Die Kinder unterm Königsnussbaum
Wir verlassenen Kinder„Eines Tages wird es alles nicht mehr geben hier. Es wird langsam sein, dass wir verschwinden. Wir werden es fast nicht merken. Irgendwann sind wir alle nicht mehr hier. Wir nicht, unsere Geschwister nicht ...
„Eines Tages wird es alles nicht mehr geben hier. Es wird langsam sein, dass wir verschwinden. Wir werden es fast nicht merken. Irgendwann sind wir alle nicht mehr hier. Wir nicht, unsere Geschwister nicht und das Dorf nicht und die Tiere nicht.“
Inhalt
Es herrscht Krieg, die Bomber kreisen über den Köpfen, doch immer ziehen sie weiter, die Eltern sind fortgegangen, um irgendwo ein neues, besseres Leben aufzubauen, die Alten blieben etwas länger, doch nun ziehen auch sie in den Krieg, der ebenso verloren scheint, wie der Rest der Welt. Zurück bleiben die Kinder des Dorfes, welches langsam zerfällt. Sie sind auf sich gestellt, es gibt kein Geld, keine Versorgung und niemanden mehr, der ihnen irgendetwas beibringen kann. Sie sind allein miteinander, mit ihren eigenen Regeln, ihren Sorgen und der kleinen Flamme der Hoffnung, das bald schon irgendwer an ihnen Interesse zeigt, sie holen kommt und wieder mitnimmt, in eine sehnsüchtig erwartete Heile-Welt, in der Kinder Menschen an ihrer Seite wissen, die sich um sie kümmern. Doch es kommt niemand und die Vorräte neigen sich dem Ende entgegen …
Meinung
Der Klappentext hat mich schon sehr neugierig gemacht auf den Debütroman der österreichischen Autorin, von dem ich mir eine berührende Geschichte über Einsamkeit und Verzweiflung erhofft habe. Und obwohl die komplette Handlung eher an eine Utopie erinnert, als an ein tatsächlich denkbares Szenario, liegt ihr großer Pluspunkt an einer fast erdrückenden Emotionalität, die selbst unrealistische Ereignisse und Entwicklungen nachvollziehbar werden lässt.
In kurzen Kapiteln erzählen diverse Protagonisten von einer Zeit, die geprägt ist von Ängsten und Hoffnungslosigkeit.
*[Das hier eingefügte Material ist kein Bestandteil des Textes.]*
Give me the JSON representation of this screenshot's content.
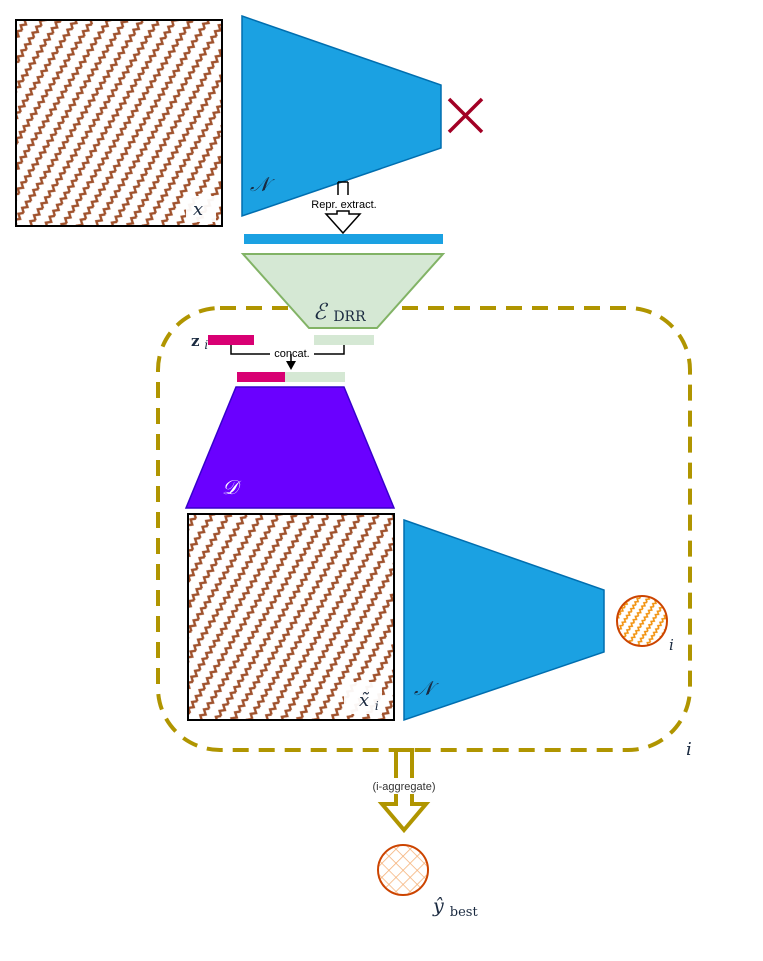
{
  "labels": {
    "input_x": "x",
    "network_top": "𝒩",
    "repr_extract": "Repr. extract.",
    "encoder": "ℰ",
    "encoder_sub": "DRR",
    "z_i": "z",
    "z_i_sub": "i",
    "concat": "concat.",
    "decoder": "𝒟",
    "x_tilde": "x̃",
    "x_tilde_sub": "i",
    "network_bottom": "𝒩",
    "pred_sub": "i",
    "loop_i": "i",
    "aggregate": "(i-aggregate)",
    "y_best": "ŷ",
    "y_best_sub": "best"
  },
  "colors": {
    "network": "#1ba1e2",
    "network_stroke": "#006eaf",
    "encoder": "#d5e8d4",
    "encoder_stroke": "#82b366",
    "decoder": "#6a00ff",
    "decoder_stroke": "#3700cc",
    "latent_z": "#d80073",
    "dashed_loop": "#b09500",
    "cross": "#a20025",
    "pattern": "#a0522d",
    "pred_fill": "#ffe6cc",
    "pred_stroke": "#d79b00",
    "best_stroke": "#cc4400"
  }
}
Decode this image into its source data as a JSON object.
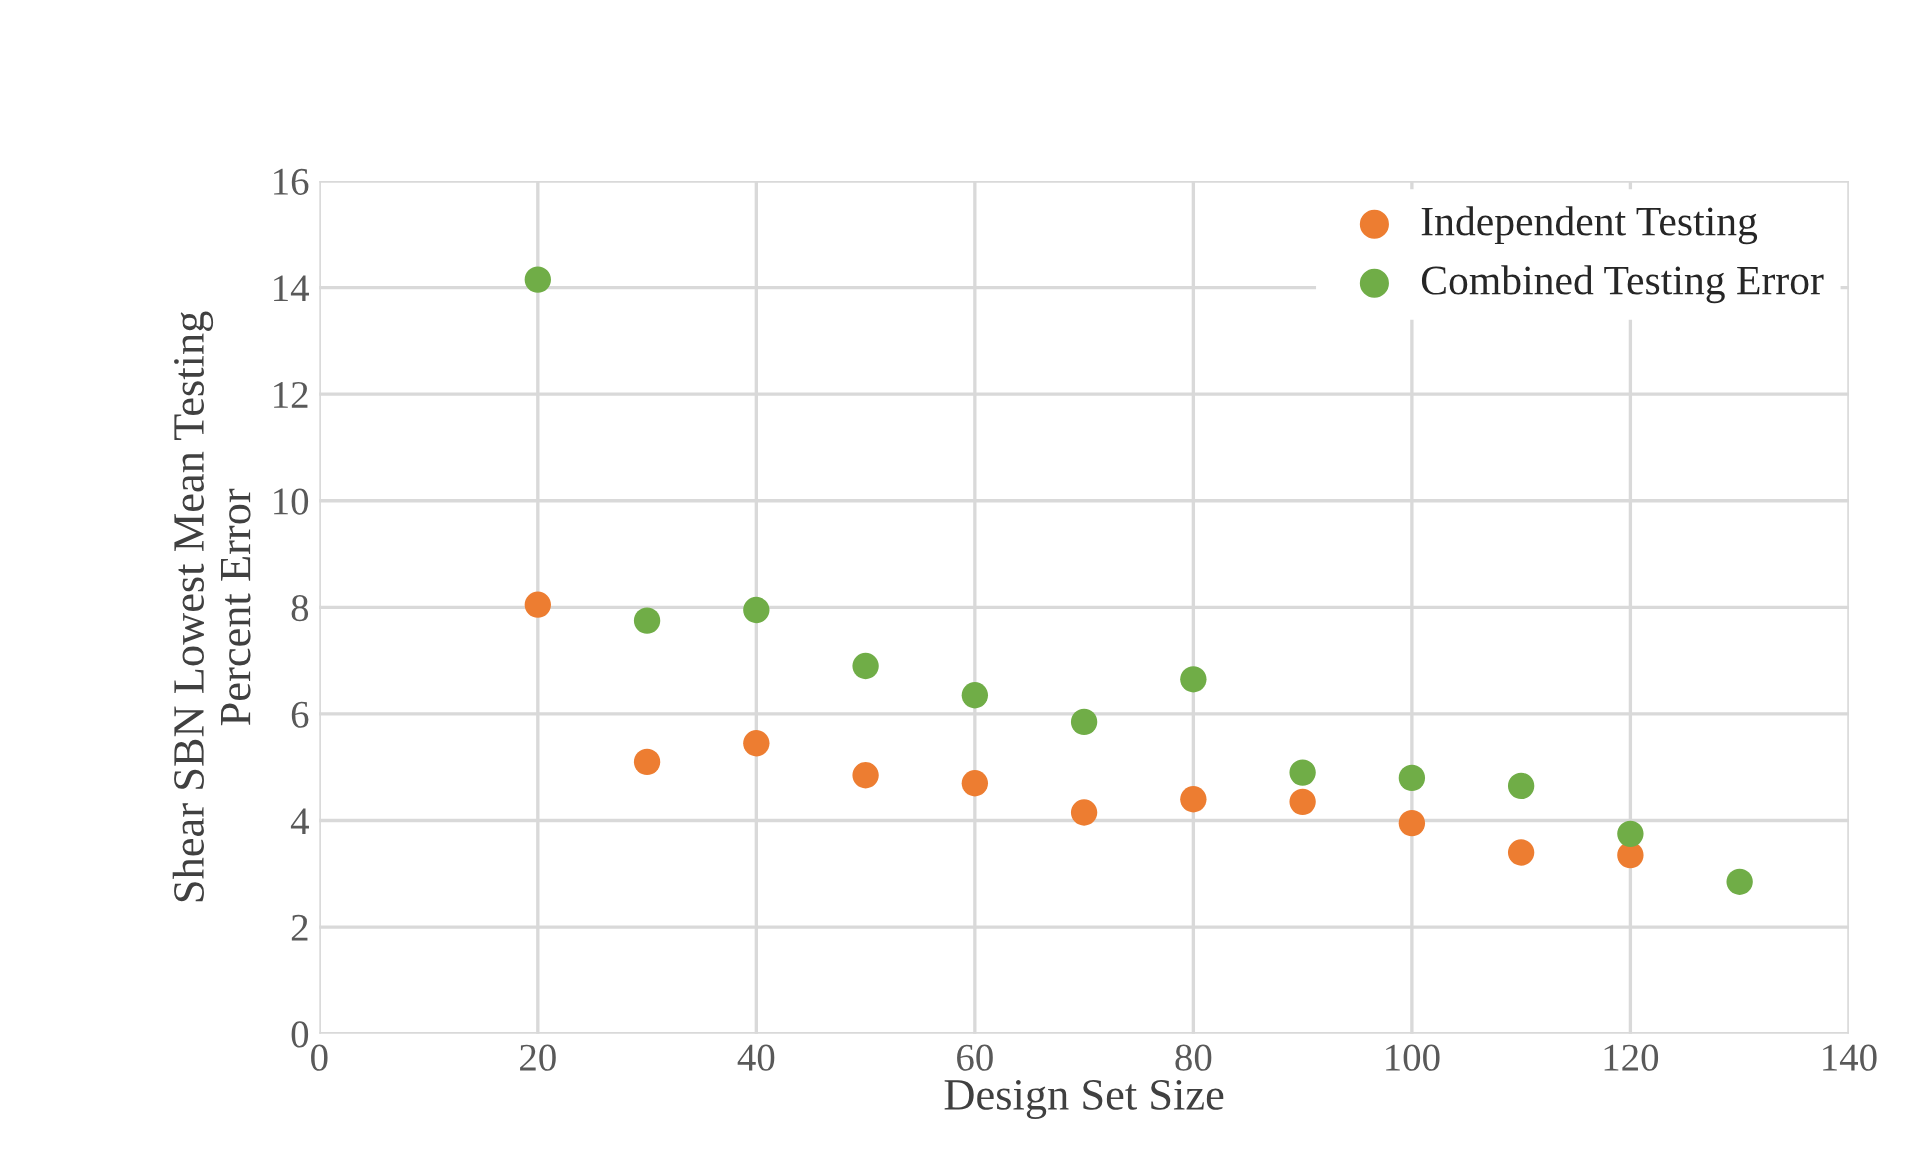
{
  "chart_data": {
    "type": "scatter",
    "xlabel": "Design Set Size",
    "ylabel": "Shear SBN Lowest Mean Testing\nPercent Error",
    "x": [
      20,
      30,
      40,
      50,
      60,
      70,
      80,
      90,
      100,
      110,
      120,
      130
    ],
    "series": [
      {
        "name": "Independent Testing",
        "color": "#ed7d31",
        "values": [
          8.05,
          5.1,
          5.45,
          4.85,
          4.7,
          4.15,
          4.4,
          4.35,
          3.95,
          3.4,
          3.35,
          null
        ]
      },
      {
        "name": "Combined Testing Error",
        "color": "#70ad47",
        "values": [
          14.15,
          7.75,
          7.95,
          6.9,
          6.35,
          5.85,
          6.65,
          4.9,
          4.8,
          4.65,
          3.75,
          2.85
        ]
      }
    ],
    "xlim": [
      0,
      140
    ],
    "xticks": [
      0,
      20,
      40,
      60,
      80,
      100,
      120,
      140
    ],
    "ylim": [
      0,
      16
    ],
    "yticks": [
      0,
      2,
      4,
      6,
      8,
      10,
      12,
      14,
      16
    ],
    "grid": true,
    "legend": "top right",
    "marker": "circle"
  }
}
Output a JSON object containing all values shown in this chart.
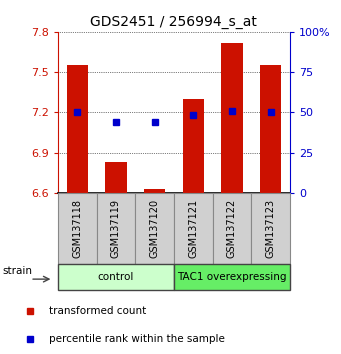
{
  "title": "GDS2451 / 256994_s_at",
  "samples": [
    "GSM137118",
    "GSM137119",
    "GSM137120",
    "GSM137121",
    "GSM137122",
    "GSM137123"
  ],
  "red_bars": [
    7.55,
    6.83,
    6.63,
    7.3,
    7.72,
    7.55
  ],
  "blue_squares": [
    7.2,
    7.13,
    7.13,
    7.18,
    7.21,
    7.2
  ],
  "ylim": [
    6.6,
    7.8
  ],
  "yticks_left": [
    6.6,
    6.9,
    7.2,
    7.5,
    7.8
  ],
  "yticks_right": [
    0,
    25,
    50,
    75,
    100
  ],
  "yticks_right_labels": [
    "0",
    "25",
    "50",
    "75",
    "100%"
  ],
  "bar_bottom": 6.6,
  "bar_color": "#cc1100",
  "square_color": "#0000cc",
  "group_labels": [
    "control",
    "TAC1 overexpressing"
  ],
  "group_ranges": [
    [
      0,
      2
    ],
    [
      3,
      5
    ]
  ],
  "group_colors_light": [
    "#ccffcc",
    "#66ee66"
  ],
  "strain_label": "strain",
  "legend1": "transformed count",
  "legend2": "percentile rank within the sample",
  "bar_color_red": "#cc1100",
  "ylabel_right_color": "#0000cc",
  "title_fontsize": 10,
  "tick_fontsize": 8,
  "sample_fontsize": 7
}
In einem Ausmaß der Verwüstung begegnet der Leser einer gemischten Gruppe von Kindern, die allein auf sich gestellt sind und die ihre eigenen Gesetze aufstellen. Zwischen der Sorge, ihren Hunger zu stillen und der Möglichkeit ihre Eltern einmal wiederzusehen, erfüllt die Langeweile ihren Tag und es kommt zu Gewalthandlungen und Ausgrenzungen untereinander. Gerade Mila, eine der Älteren versucht sich die Kinderschaar vom Hals zu halten und gleichzeitig so etwas wie Normalität zu etablieren, indem sie unterrichten möchte. Auch die Eltern und andere Dorfbewohner kommen zu Wort, in Briefen an die Zurückgebliebenen, beschwichtigen sie und versuchen ihr Fortgehen irgendwie zu begründen, vielleicht eine Entschuldigung zu formulieren, die ihr Verhalten erklärt, auch wenn dieses unentschuldbar bleibt. Der Schreibstil ist wirklich klasse, weil er direkt ins Herz trifft und alles so lebendig und echt wirken lässt, selbst wenn herkömmliche Logik zu kurz kommt.
Fazit
Ich vergebe gute 4 Lesesterne für einen ungewöhnlichen Roman, der sich zu einem wilden Erlebnis mit vielen versteckten Botschaften entwickelt. Obwohl ich kein großer Fan von fiktiven Erzählungen in einer Welt kurz vor dem Untergang bin, konnte mich dieses Buch hier weitgehend überzeugen. Man muss sich auf die Geschichte einlassen und darf keine genaue Aussage und auch keine weitreichende, umfassende Erklärung erwarten, gerade das offene Ende aber auch die angerissenen Erzählstränge lassen sehr viel Interpretationsspielraum und man kann die Tatsachen auf alle möglichen Ursachen zurückführen, ohne eine zufriedenstellende Antwort zu bekommen. Sobald man sich aber gedanklich auf das literarische Experiment einlässt, entfaltet sich ein emotionaler, bedrückender, facettenreicher Entwurf einer gottverdammten Welt, der man eigentlich nur entkommen möchte und es dennoch nicht ohne weiters kann. Selbst für mich als Liebhaber gesellschaftskritischer aber authentischer Belletristik hat sich dieses Buch gelohnt, obwohl es im Nachhinein doch ein wenig abstrakt wirkte.